When Fremantle has to fly to Melbourne or Sydney or Brisbane for finals, they’re not just playing football — they’re playing football after enduring logistics that their eastern-corridor opponents never face. The AFL has tinkered around the edges of this for years without ever properly fixing it. Over here in the west, we don’t need a study to tell us it matters.

Freo’s record in finals played on the eastern seaboard has been… mixed, to put it politely. But this squad looks more physically and mentally equipped to handle those conditions than previous editions. The leadership group has been through enough September campaigns to not be dazzled by the MCG or the SCG. And if they can get enough home finals through the qualifying rounds, they can set themselves up beautifully for a run.

That’s the key strategic elemant: protect Optus Stadium. Win at home. Make opponents come west. Freo understand this better than most.

What the Diehard Freo Faithful Are Quietly Thinking

I’ve got mates who follow the purple and gold — yes, those friendships still exist, somehow — and the vibe has shifted. They’re not shouting it from the rooftops because, frankly, decades of disappointment have trained them not to. But behind the carefully maintained pessimism, there’s genuine belief that this group can go all the way.

They point to the depth chart, which has more quality across the board than any previous Freo side. They point to the forward line, which, while not elite week-in-week-out, has enough variety and pressure to create opportunities against any defence in the competition. And they point to the fact that this team is winning games it would have lost in previous seasons — the close ones, the ugly ones, the ones where character matters more than structure.

That’s meaningful.
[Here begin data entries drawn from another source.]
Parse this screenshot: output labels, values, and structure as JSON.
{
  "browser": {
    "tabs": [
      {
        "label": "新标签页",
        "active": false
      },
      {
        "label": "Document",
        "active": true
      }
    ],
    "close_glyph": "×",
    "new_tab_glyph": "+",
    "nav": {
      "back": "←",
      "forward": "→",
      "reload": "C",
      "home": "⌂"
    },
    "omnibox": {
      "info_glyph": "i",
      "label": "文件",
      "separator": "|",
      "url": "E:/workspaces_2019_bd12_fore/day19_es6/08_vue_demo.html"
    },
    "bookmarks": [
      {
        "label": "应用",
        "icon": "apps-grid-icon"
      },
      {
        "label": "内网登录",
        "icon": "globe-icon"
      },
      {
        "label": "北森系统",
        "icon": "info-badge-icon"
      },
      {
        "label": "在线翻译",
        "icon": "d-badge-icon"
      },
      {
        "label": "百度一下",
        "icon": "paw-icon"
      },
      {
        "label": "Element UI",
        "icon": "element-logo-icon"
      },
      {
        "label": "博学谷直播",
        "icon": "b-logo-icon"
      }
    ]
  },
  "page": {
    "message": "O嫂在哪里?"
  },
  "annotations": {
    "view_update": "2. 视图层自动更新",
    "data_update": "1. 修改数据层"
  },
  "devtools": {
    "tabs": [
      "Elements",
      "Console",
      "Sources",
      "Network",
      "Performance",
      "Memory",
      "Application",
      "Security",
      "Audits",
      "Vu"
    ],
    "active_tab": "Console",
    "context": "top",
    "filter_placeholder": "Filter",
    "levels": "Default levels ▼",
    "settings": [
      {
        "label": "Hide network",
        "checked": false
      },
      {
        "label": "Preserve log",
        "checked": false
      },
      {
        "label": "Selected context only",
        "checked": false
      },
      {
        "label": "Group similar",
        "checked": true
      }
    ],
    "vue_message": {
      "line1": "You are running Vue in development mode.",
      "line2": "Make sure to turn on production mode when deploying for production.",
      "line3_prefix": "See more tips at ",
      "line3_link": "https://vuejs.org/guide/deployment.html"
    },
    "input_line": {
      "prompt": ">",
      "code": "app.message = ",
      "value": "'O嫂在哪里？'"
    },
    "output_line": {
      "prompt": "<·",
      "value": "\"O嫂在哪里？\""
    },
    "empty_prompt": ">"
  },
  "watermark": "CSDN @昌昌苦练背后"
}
You can have a great game plan and still fold under pressure. The Dockers of 2025 don’t look like folders.

My Reluctant Verdict

I would genuinely prefer to spend this column talking about how the Eagles are rebuilding beautifully and will be back challenging for September footy very soon — which they are, and which they will. But a footy writer has to call it as he sees it, even when it hurts.

Fremantle are the real deal this season. Not a media construct, not a product of a soft draw, not a team that’s inflated by early-season optimism. They’re a genuine, credible, dangerous premiership contender. And if they manage to navigate finals with their midfield healthy and their backline intact, they are absolutely capable of winning a maiden flag.

The Dockers faithful have been waiting a long, long time for permission to dream. Over here in the west, even their oldest rival’s fans might have to concede: this might finally be their year.

Just don’t expect me to repeat that during derby week.

Bluey Mainwaring

West Coast Eagles diehard reporting from the other side of the country. Bluey has a healthy chip on his shoulder about east-coast fixturing and the travel the WA clubs cop, and he'll remind you of it.